Namun, entah karena kami trauma, rasa-rasanya kok sering oleng ya. Ketika sampai di lantai 7 kembali, dan kami berjalan ke kamar, tiba-tiba terasa oleng lagi, belum juga menyadari apa yang terjadi, sebuah pintu terbuka dan ada orang yang hendak lari keluar.
Tapi, setelah melihat saya dan si Adik malah masuk, mereka ikutan masuk kembali ke kamarnya. Saya pun belum nyadar dong, kalau ternyata barusan itu gempa sebenar 5 SR.
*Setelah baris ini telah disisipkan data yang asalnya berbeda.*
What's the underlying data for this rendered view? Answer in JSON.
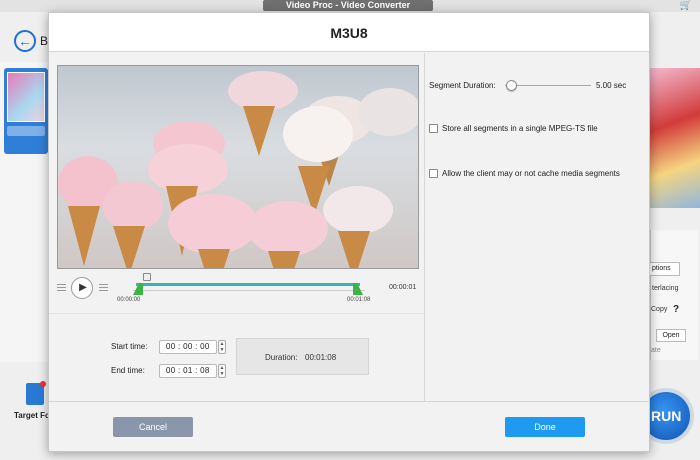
{
  "app": {
    "window_title": "Video Proc - Video Converter",
    "back_label": "B",
    "target_label": "Target For",
    "right_options_label": "ptions",
    "right_interlacing_label": "terlacing",
    "right_copy_label": "Copy",
    "right_help": "?",
    "right_open_label": "Open",
    "right_rate_label": "ate",
    "run_label": "RUN"
  },
  "dialog": {
    "title": "M3U8",
    "timeline": {
      "start_marker": "00:00:00",
      "end_marker": "00:01:08",
      "total_time": "00:00:01"
    },
    "start_time_label": "Start time:",
    "start_time": "00 : 00 : 00",
    "end_time_label": "End time:",
    "end_time": "00 : 01 : 08",
    "duration_label": "Duration:",
    "duration_value": "00:01:08",
    "segment_duration_label": "Segment Duration:",
    "segment_duration_value": "5.00 sec",
    "segment_duration_level": 0.05,
    "option_single_file": "Store all segments in a single MPEG-TS file",
    "option_cache": "Allow the client may or not cache media segments",
    "cancel_label": "Cancel",
    "done_label": "Done"
  },
  "colors": {
    "accent": "#1e9bf0",
    "cancel": "#8a97aa",
    "track": "#36b6b0",
    "handle": "#3cb443"
  }
}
Dan sepertinya, orang yang hendak keluar kamar tadi juga nggak nyadar, dia pikir itu cuman perasannya aja kalau oleng, saking trauma barusan kena oleng gempa yang agak lama.
Nggak lama kemudian, si Kakak pulang dari sekolahnya, dan dia mengabarkan kalau ada gempa susulan. Saya liat dong di aplikasi BMKG, dan baru sadar ternyata ketika berjalan di lorong tadi dan terasa oleng, itu gempa, bukan cuman perasan semata.
Cerita Gempa Ketiga 6,5 SR, Takut dan Panik Sekaligus Pasrah
Setelah gempat pertama dan kedua tersebut, saya putuskan untuk tetap ngendon di kamar aja. Sebelumnya saya kelarkan mandi dulu, dan setelahnya shalat lalu buka laptop.
Namun masih trauma kan, jadi saya putuskan untuk tetap pakai celana panjang, biar kalau ada gempa susulan, nggak ribet cari celana.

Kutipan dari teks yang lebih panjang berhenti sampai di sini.